# Can't get the Gasket out...



## Kitch (Feb 24, 2015)

Dammit - tried for a couple of hours yesterday to get the old stock group head gasket out of my Silvia V3. It is simply not having it.

Any tips of levering it out without damaging the brass that surrounds it? It bends, but doesn't break, and It's as stiff as a car tyre.

I've tried everything in my toolbox, even crochet hooks, guitar picks. No joy!


----------



## Skizz (Feb 10, 2020)

Not familiar with the Silvia but I had to drive a coarse threaded screw into the gasket on my Gaggia Classic and pull it out with pliers.

If you know how thick the gasket is supposed to be (check specs), deduct around 15-20% to allow for compression/shrinkage and then drive the screw into the middle of the most exposed bit of the gasket to 70% of that depth - you're leaving a safety margin and assuming a thinner gasket than when new as you want to avoid driving the screw into the bottom of the grouphead.

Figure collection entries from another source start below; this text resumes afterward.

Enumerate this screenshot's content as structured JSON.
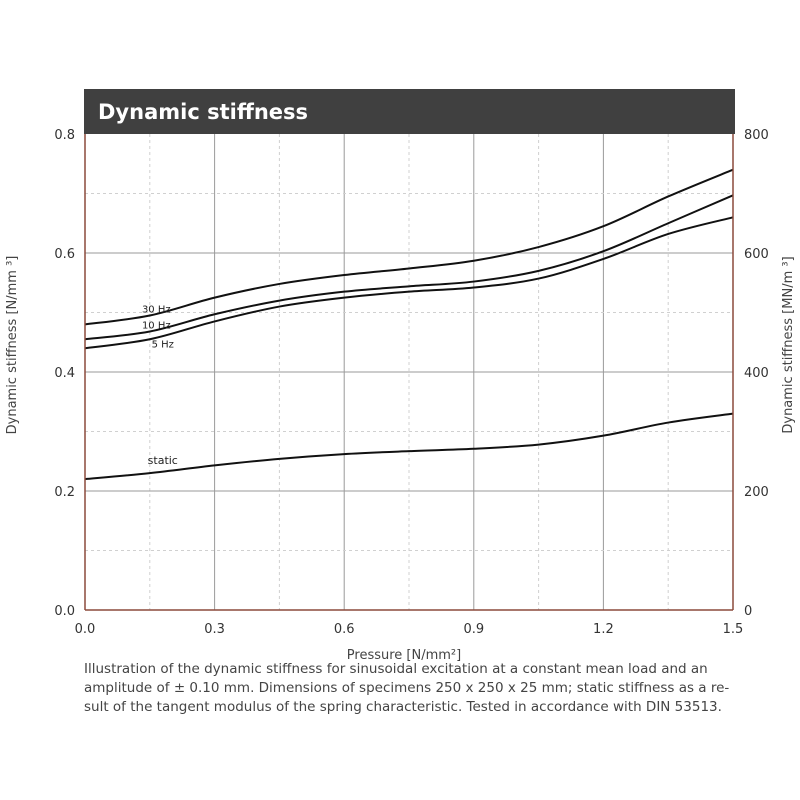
{
  "chart_data": {
    "type": "line",
    "title": "Dynamic stiffness",
    "xlabel": "Pressure [N/mm²]",
    "ylabel_left": "Dynamic stiffness   [N/mm ³]",
    "ylabel_right": "Dynamic stiffness   [MN/m ³]",
    "xlim": [
      0,
      1.5
    ],
    "ylim_left": [
      0,
      0.8
    ],
    "ylim_right": [
      0,
      800
    ],
    "x_ticks": [
      "0.0",
      "0.3",
      "0.6",
      "0.9",
      "1.2",
      "1.5"
    ],
    "y_ticks_left": [
      "0.0",
      "0.2",
      "0.4",
      "0.6",
      "0.8"
    ],
    "y_ticks_right": [
      "0",
      "200",
      "400",
      "600",
      "800"
    ],
    "grid": true,
    "series": [
      {
        "name": "30 Hz",
        "x": [
          0,
          0.15,
          0.3,
          0.45,
          0.6,
          0.75,
          0.9,
          1.05,
          1.2,
          1.35,
          1.5
        ],
        "y": [
          0.48,
          0.495,
          0.525,
          0.548,
          0.563,
          0.574,
          0.587,
          0.61,
          0.645,
          0.695,
          0.74
        ]
      },
      {
        "name": "10 Hz",
        "x": [
          0,
          0.15,
          0.3,
          0.45,
          0.6,
          0.75,
          0.9,
          1.05,
          1.2,
          1.35,
          1.5
        ],
        "y": [
          0.455,
          0.468,
          0.497,
          0.52,
          0.535,
          0.544,
          0.552,
          0.57,
          0.603,
          0.65,
          0.697
        ]
      },
      {
        "name": "5 Hz",
        "x": [
          0,
          0.15,
          0.3,
          0.45,
          0.6,
          0.75,
          0.9,
          1.05,
          1.2,
          1.35,
          1.5
        ],
        "y": [
          0.44,
          0.455,
          0.485,
          0.51,
          0.525,
          0.535,
          0.542,
          0.557,
          0.59,
          0.632,
          0.66
        ]
      },
      {
        "name": "static",
        "x": [
          0,
          0.15,
          0.3,
          0.45,
          0.6,
          0.75,
          0.9,
          1.05,
          1.2,
          1.35,
          1.5
        ],
        "y": [
          0.22,
          0.23,
          0.243,
          0.254,
          0.262,
          0.267,
          0.271,
          0.278,
          0.293,
          0.315,
          0.33
        ]
      }
    ],
    "label_positions": {
      "30 Hz": {
        "x": 0.165,
        "y": 0.5
      },
      "10 Hz": {
        "x": 0.165,
        "y": 0.473
      },
      "5 Hz": {
        "x": 0.18,
        "y": 0.441
      },
      "static": {
        "x": 0.18,
        "y": 0.245
      }
    },
    "colors": {
      "line": "#111111",
      "title_bg": "#404040",
      "frame": "#8b4a3c",
      "grid_major": "#9a9a9a",
      "grid_minor": "#d0d0d0"
    }
  },
  "caption": [
    "Illustration of the dynamic stiffness for sinusoidal excitation at a constant mean load and an",
    "amplitude of ± 0.10 mm.  Dimensions of specimens 250 x 250 x 25 mm; static stiffness as a re-",
    "sult of the tangent modulus of the spring characteristic. Tested in accordance with DIN 53513."
  ]
}
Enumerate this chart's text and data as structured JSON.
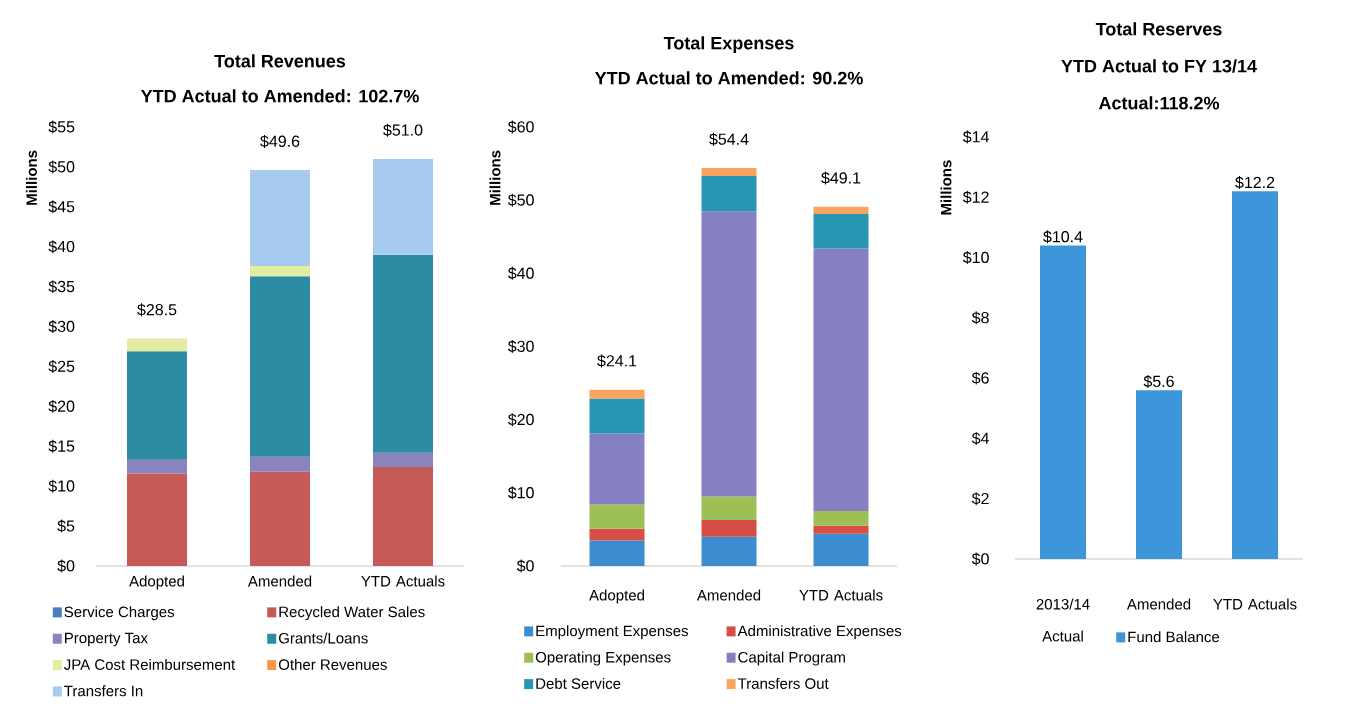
{
  "chart_data": [
    {
      "type": "bar",
      "stacked": true,
      "title": "Total Revenues",
      "subtitle": "YTD Actual to Amended: 102.7%",
      "ylabel": "Millions",
      "categories": [
        "Adopted",
        "Amended",
        "YTD Actuals"
      ],
      "series": [
        {
          "name": "Service Charges",
          "color": "#4a7ebb",
          "values": [
            null,
            null,
            null
          ]
        },
        {
          "name": "Recycled Water Sales",
          "color": "#c65a57",
          "values": [
            11.6,
            11.8,
            12.4
          ]
        },
        {
          "name": "Property Tax",
          "color": "#8b83bd",
          "values": [
            1.7,
            1.9,
            1.8
          ]
        },
        {
          "name": "Grants/Loans",
          "color": "#2b8ca3",
          "values": [
            13.6,
            22.6,
            24.8
          ]
        },
        {
          "name": "JPA Cost Reimbursement",
          "color": "#e3eca0",
          "values": [
            1.6,
            1.3,
            null
          ]
        },
        {
          "name": "Other Revenues",
          "color": "#f79646",
          "values": [
            null,
            null,
            null
          ]
        },
        {
          "name": "Transfers In",
          "color": "#a6cbee",
          "values": [
            null,
            12.0,
            12.0
          ]
        }
      ],
      "totals": [
        "$28.5",
        "$49.6",
        "$51.0"
      ],
      "ylim": [
        0,
        55
      ],
      "yticks": [
        {
          "value": 0,
          "label": "$0"
        },
        {
          "value": 5,
          "label": "$5"
        },
        {
          "value": 10,
          "label": "$10"
        },
        {
          "value": 15,
          "label": "$15"
        },
        {
          "value": 20,
          "label": "$20"
        },
        {
          "value": 25,
          "label": "$25"
        },
        {
          "value": 30,
          "label": "$30"
        },
        {
          "value": 35,
          "label": "$35"
        },
        {
          "value": 40,
          "label": "$40"
        },
        {
          "value": 45,
          "label": "$45"
        },
        {
          "value": 50,
          "label": "$50"
        },
        {
          "value": 55,
          "label": "$55"
        }
      ],
      "legend": "bottom"
    },
    {
      "type": "bar",
      "stacked": true,
      "title": "Total Expenses",
      "subtitle": "YTD Actual to Amended: 90.2%",
      "ylabel": "Millions",
      "categories": [
        "Adopted",
        "Amended",
        "YTD Actuals"
      ],
      "series": [
        {
          "name": "Employment Expenses",
          "color": "#3b8dcf",
          "values": [
            3.5,
            4.0,
            4.4
          ]
        },
        {
          "name": "Administrative Expenses",
          "color": "#d64f47",
          "values": [
            1.6,
            2.3,
            1.1
          ]
        },
        {
          "name": "Operating Expenses",
          "color": "#9dbf55",
          "values": [
            3.3,
            3.2,
            2.0
          ]
        },
        {
          "name": "Capital Program",
          "color": "#8580c2",
          "values": [
            9.7,
            39.0,
            35.9
          ]
        },
        {
          "name": "Debt Service",
          "color": "#2696b3",
          "values": [
            4.8,
            4.8,
            4.7
          ]
        },
        {
          "name": "Transfers Out",
          "color": "#f9a55f",
          "values": [
            1.2,
            1.1,
            1.0
          ]
        }
      ],
      "totals": [
        "$24.1",
        "$54.4",
        "$49.1"
      ],
      "ylim": [
        0,
        60
      ],
      "yticks": [
        {
          "value": 0,
          "label": "$0"
        },
        {
          "value": 10,
          "label": "$10"
        },
        {
          "value": 20,
          "label": "$20"
        },
        {
          "value": 30,
          "label": "$30"
        },
        {
          "value": 40,
          "label": "$40"
        },
        {
          "value": 50,
          "label": "$50"
        },
        {
          "value": 60,
          "label": "$60"
        }
      ],
      "legend": "bottom"
    },
    {
      "type": "bar",
      "title": "Total Reserves",
      "subtitle": "YTD Actual to FY 13/14 Actual:118.2%",
      "ylabel": "Millions",
      "categories": [
        "2013/14 Actual",
        "Amended",
        "YTD Actuals"
      ],
      "series": [
        {
          "name": "Fund Balance",
          "color": "#3d95da",
          "values": [
            10.4,
            5.6,
            12.2
          ],
          "value_labels": [
            "$10.4",
            "$5.6",
            "$12.2"
          ]
        }
      ],
      "ylim": [
        0,
        14
      ],
      "yticks": [
        {
          "value": 0,
          "label": "$0"
        },
        {
          "value": 2,
          "label": "$2"
        },
        {
          "value": 4,
          "label": "$4"
        },
        {
          "value": 6,
          "label": "$6"
        },
        {
          "value": 8,
          "label": "$8"
        },
        {
          "value": 10,
          "label": "$10"
        },
        {
          "value": 12,
          "label": "$12"
        },
        {
          "value": 14,
          "label": "$14"
        }
      ],
      "legend": "bottom"
    }
  ]
}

Get some bull-nosed pliers on the screw and lever it out, but make sure you put something between the pliers and the edge of the grouphead to avoid marking it. If it's completely shagged it'll probably come out in bits but once the first chunks comes free the rest are a lot easier. This method came from others on this forum, with the calculations and padding thrown in by me because I'm a fussy sod.


----------